Ouvrir le menu principal

Page:Revue des Deux Mondes - 1842 - tome 32.djvu/776

Le texte de cette page a été corrigé et est conforme au fac-similé.




14 septembre.

« Aujourd’hui je suis calme, ce qui n’empêche pas que le serpent ne donne sous l’herbe. Écoutez-moi, Auguste, j’ai le pressentiment que vous me sauverez d’une affreuse peine, nulle autre femme que vous ne le peut. Merci pour la description que vous me faites de ce qui vous entoure. Si j’avais seulement une silhouette de vos traits ! Que ne puis-je aller à vous ! Dernièrement je faisais le voyage, je parcourais l’Allemagne en triste équipage sans regarder à gauche ni à droite. Je me dirigeais en toute hâte vers Copenhague ; j’arrivais, j’entrais dans votre chambre, je me précipitais à vos pieds, et je m’écriais tout en larmes : Auguste, c’est toi ! — C’était une heure fortunée, car tout cela se passait comme je vous le raconte, dans ma tête et dans mon cœur ! Ce que vous dites de Lili est très vrai. Malheureusement, plus je me retire, plus se resserre le lien magique qui m’attache à elle. Je ne puis ni ne veux tout vous dire, ce qui se passe est trop près de moi, je n’ai pas de souvenirs. Ange ! votre lettre retentit toujours dans mes oreilles comme la trompette au cœur du guerrier endormi. Plut à Dieu que vos yeux fussent pour moi le bouclier d’Ubald et m’éclairassent sur la profondeur de ma misère ! — Mais laissons cela, il n’est donné qu’au regard de feu du moment de sonder le cœur humain. — Je vous quitte pour aller à table.
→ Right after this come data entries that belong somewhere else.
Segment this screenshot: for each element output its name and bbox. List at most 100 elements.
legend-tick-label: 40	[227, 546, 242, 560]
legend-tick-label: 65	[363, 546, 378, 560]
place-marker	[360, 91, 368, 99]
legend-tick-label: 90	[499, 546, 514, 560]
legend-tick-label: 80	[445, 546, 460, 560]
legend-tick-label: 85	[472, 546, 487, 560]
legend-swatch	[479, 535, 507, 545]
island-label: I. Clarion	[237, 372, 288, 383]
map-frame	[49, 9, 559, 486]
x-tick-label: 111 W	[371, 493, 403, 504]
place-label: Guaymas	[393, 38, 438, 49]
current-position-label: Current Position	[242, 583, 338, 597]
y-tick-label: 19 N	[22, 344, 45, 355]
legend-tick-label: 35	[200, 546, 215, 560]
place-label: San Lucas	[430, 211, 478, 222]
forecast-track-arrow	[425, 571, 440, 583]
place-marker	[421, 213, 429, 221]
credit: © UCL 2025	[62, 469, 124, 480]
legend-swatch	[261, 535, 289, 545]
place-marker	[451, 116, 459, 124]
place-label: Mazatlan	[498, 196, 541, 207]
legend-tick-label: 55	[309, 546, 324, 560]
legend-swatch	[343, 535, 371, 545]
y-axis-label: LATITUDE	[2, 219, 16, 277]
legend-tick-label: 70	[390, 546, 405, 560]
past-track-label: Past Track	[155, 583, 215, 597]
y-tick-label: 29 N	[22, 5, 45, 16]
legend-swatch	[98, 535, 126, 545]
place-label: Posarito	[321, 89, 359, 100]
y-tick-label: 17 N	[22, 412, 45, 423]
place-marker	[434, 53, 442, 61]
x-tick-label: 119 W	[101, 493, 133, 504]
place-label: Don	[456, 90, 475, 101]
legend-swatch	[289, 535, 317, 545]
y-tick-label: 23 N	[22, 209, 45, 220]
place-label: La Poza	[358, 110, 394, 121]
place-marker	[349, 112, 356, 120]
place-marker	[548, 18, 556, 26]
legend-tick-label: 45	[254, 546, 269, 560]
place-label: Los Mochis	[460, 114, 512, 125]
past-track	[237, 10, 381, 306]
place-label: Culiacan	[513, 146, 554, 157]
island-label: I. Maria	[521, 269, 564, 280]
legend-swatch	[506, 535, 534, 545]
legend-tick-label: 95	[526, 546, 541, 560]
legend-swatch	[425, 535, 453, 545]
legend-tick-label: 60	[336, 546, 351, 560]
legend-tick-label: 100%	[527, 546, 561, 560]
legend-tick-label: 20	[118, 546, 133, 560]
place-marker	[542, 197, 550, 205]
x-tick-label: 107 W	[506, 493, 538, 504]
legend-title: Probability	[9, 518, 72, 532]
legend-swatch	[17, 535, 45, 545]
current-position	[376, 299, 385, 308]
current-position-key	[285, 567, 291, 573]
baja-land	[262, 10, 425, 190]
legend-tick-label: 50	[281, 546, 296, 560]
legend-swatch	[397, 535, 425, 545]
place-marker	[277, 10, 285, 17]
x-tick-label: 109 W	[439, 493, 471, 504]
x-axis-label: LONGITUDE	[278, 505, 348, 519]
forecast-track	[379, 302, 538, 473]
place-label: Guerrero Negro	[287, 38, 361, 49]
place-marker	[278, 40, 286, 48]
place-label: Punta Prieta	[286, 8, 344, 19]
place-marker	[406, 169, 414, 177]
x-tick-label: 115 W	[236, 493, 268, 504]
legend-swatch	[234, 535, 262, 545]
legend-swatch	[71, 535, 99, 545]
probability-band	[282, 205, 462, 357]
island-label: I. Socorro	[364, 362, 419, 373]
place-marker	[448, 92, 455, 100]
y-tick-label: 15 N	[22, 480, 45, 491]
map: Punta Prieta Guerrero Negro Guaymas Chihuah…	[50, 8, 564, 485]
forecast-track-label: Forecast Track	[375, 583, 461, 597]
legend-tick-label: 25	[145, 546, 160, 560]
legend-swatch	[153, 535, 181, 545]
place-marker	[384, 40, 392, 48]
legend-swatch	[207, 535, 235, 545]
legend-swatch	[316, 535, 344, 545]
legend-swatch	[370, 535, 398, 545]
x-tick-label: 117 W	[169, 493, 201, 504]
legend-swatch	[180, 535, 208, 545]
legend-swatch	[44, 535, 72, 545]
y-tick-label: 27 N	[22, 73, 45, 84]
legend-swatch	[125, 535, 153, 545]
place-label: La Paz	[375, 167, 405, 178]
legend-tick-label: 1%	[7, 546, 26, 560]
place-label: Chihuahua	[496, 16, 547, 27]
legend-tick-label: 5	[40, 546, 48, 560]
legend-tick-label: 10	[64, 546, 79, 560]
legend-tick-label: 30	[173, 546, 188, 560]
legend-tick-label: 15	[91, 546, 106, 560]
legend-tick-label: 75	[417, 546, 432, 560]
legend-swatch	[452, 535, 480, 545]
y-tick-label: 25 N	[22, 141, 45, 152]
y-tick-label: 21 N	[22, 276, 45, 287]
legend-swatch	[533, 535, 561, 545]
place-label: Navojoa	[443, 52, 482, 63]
« Après dîner. — Tes bonnes paroles ne me sortaient pas de l’esprit, et quelque chose en moi me disait : N’est-ce point un excès d’orgueil de prétendre que cette jeune fille te connaisse et qu’elle t’aime ; toi-même la connais-tu donc bien, et si elle est autre que toi, ne vaut-elle pas mieux ? — Auguste ! laisse mon silence te dire ce que nulle parole ne saurait exprimer.

« Bonne nuit, Auguste ! Aujourd’hui, l’après-midi a été bonne, chose rare ! d’autant plus rare, que j’avais à tenir compagnie à deux princesses. — Bonne nuit ! — Je veux t’envoyer ainsi mon journal, c’est ce qu’il y a de mieux. Fais de même pour moi, je hais les lettres, les explications et les discussions. Bonne nuit ! C’est pour la troisième fois que je te quitte et reviens sur nies pas ; je fais comme les amoureux qui prennent leur chapeau pour se rasseoir. Ah ! si tu pouvais huit jours seulement sentir mon cœur sur ton cœur, mon regard dans le tien ! Ce que nous voyons ici passe comme l’éclair, et toi seule peux le comprendre. »

Du 15. — « Bonjour ! — Vous ne devineriez jamais ce qui m’occupe ? Un masque pour le bal de mardi.

« Après-dîner. — Je quitte la table pour venir te dire ce qui me trottait par l’esprit dans l’autre pièce, à savoir que jamais aucune femme ne me fut aussi chère que Auguste. — Et mon costume ! Ce sera l’ancien costume allemand noir et jaune, haut-de-chauses, pourpoint, chapeau retroussé avec une plume. Combien je remercie le ciel de m’envoyer cette poupée pour deux jours, si toutefois cela dure autant !

« Trois heures et demie. — Tombé dans l’eau comme je le pressentais.